SAY WHAAAAT? If I’m Noah at this point, I’d have a conversation with God over this matter. Honestly, I probably would have tuned out after the whole “Make yourself an ark of gopher wood.”
I mean, where to start? First off, gopher wood. Mmmmmhhmmmm. Let me figure out where I can come up with that. OK – let’s say I’ve done what is literally impossible and built this thing. Done. Check. What’s next? You want me to get two of EVERY animal? Oh man. I’d have trouble just getting one frog, much less two, much less two that I could distinguish between male and female. But I digress. And oh yeah, I’m 600 years old! This job is obviously more suited for a man in his 300s.
But Noah doesn’t do any of that. Noah doesn’t sit his family down and talk through this. Noah doesn’t tell God, “Yeah – I’ll get back with you on that.”
22 Noah did this; he did all that God commanded him. – Genesis 6:22 (ESV)
Noah knew that God had a plan. He didn’t understand the ways of God, but he had a promise from God. On that promise, he just did it. That’s all the Bible says. He did it. And he didn’t do a shoddy job. He did it in exactly the way God had commanded – down to ever meticulous detail. Why is the Bible so straight to the point here? Why did Noah just go with it? Because of faith that was hinged on the promise of God.
God has told me to do some pretty “out there” stuff in my life. Before I knew it was Him, He told me to marry a girl from Pennsylvania. He told me to become a worship leader. He called me to be a pastor. He called me to step out of a church staff position into uncomfortable unknowns. He is still calling me to take unconventionally bold steps of faith. I continue obeying Him in faith because of His promise. He has promised you and I through His Word that His plans for us are prosperous and good (see Jeremiah 29:11). The promise is that if I follow Him and obey what He commands me, I will receive treasure that is “out-of-this-world” (see Matthew 6:33).
Noah eventually saw the flood waters reside. God made good on His promise. Noah was able to live in the fulfilled promise of God because he acted based on that promise. In early 2011 I had to decide whether to follow God’s command to do something I was practically incapable of doing, or stay in a situation where I felt secure. God had made me a promise, however, and because I trusted in that promise, I’m still seeing its fruit today.

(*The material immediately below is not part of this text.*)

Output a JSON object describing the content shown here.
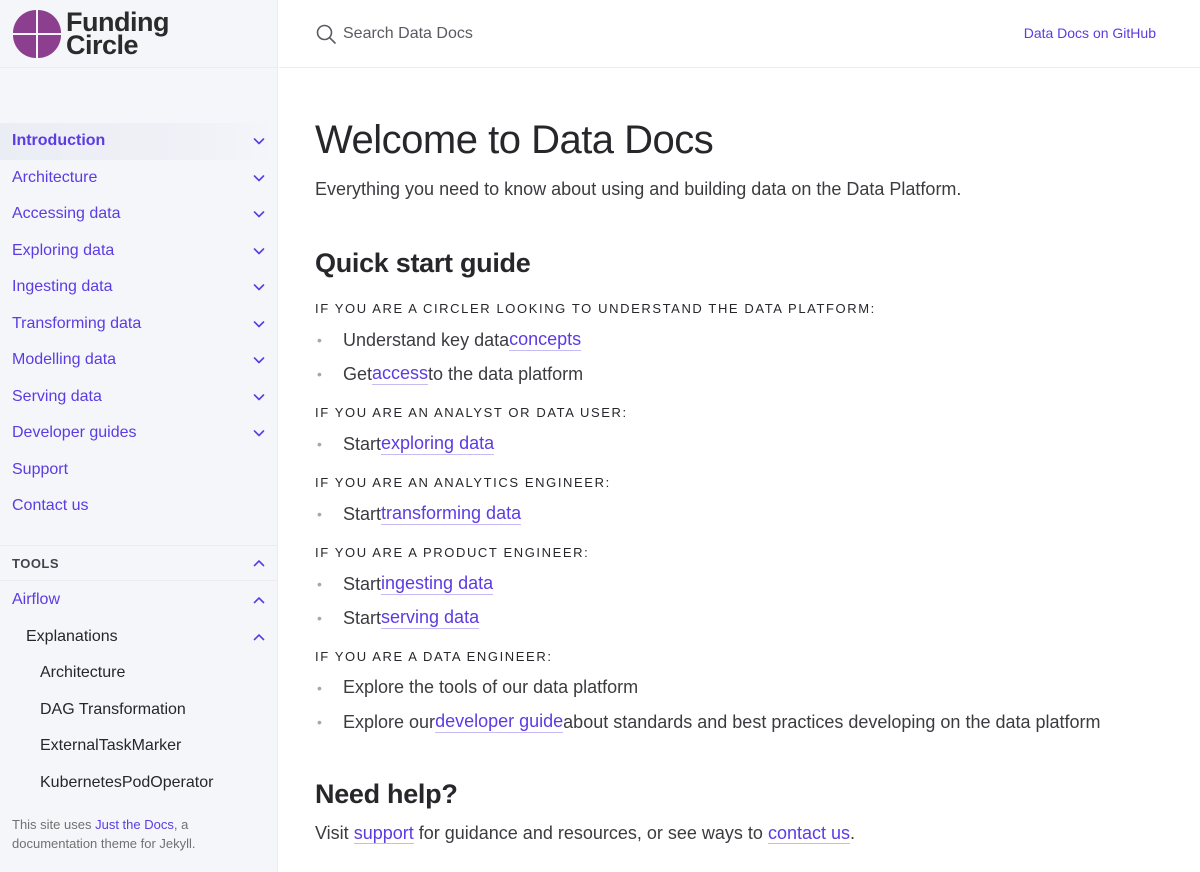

I don’t know about you, but this excites me. God’s provision excites me! It excited the psalmist in Psalm 111 also. Join me in praying this psalm this morning:
1 Praise the Lord!
I will give thanks to the Lord with my whole heart,
in the company of the upright, in the congregation.
2 Great are the works of the Lord,
studied by all who delight in them.
3 Full of splendor and majesty is his work,
and his righteousness endures forever.
4 He has caused his wondrous works to be remembered;
the Lord is gracious and merciful.
5 He provides food for those who fear him;
he remembers his covenant forever.
6 He has shown his people the power of his works,
in giving them the inheritance of the nations.
7 The works of his hands are faithful and just;
all his precepts are trustworthy;
8 they are established forever and ever,
to be performed with faithfulness and uprightness.
9 He sent redemption to his people;
he has commanded his covenant forever.
Holy and awesome is his name!
10 The fear of the Lord is the beginning of wisdom;
all those who practice it have a good understanding.
His praise endures forever! – Psalm 111 (ESV)
A life that is lived aimed at glorifying God will undoubtedly be infused with great challenges and calls from God. But know that there is hope and confidence in God’s promise. So whatever your “ark” is, go on and build it. I don’t know where you’ll find your own “gopher wood”, but I’d bet God will provide it.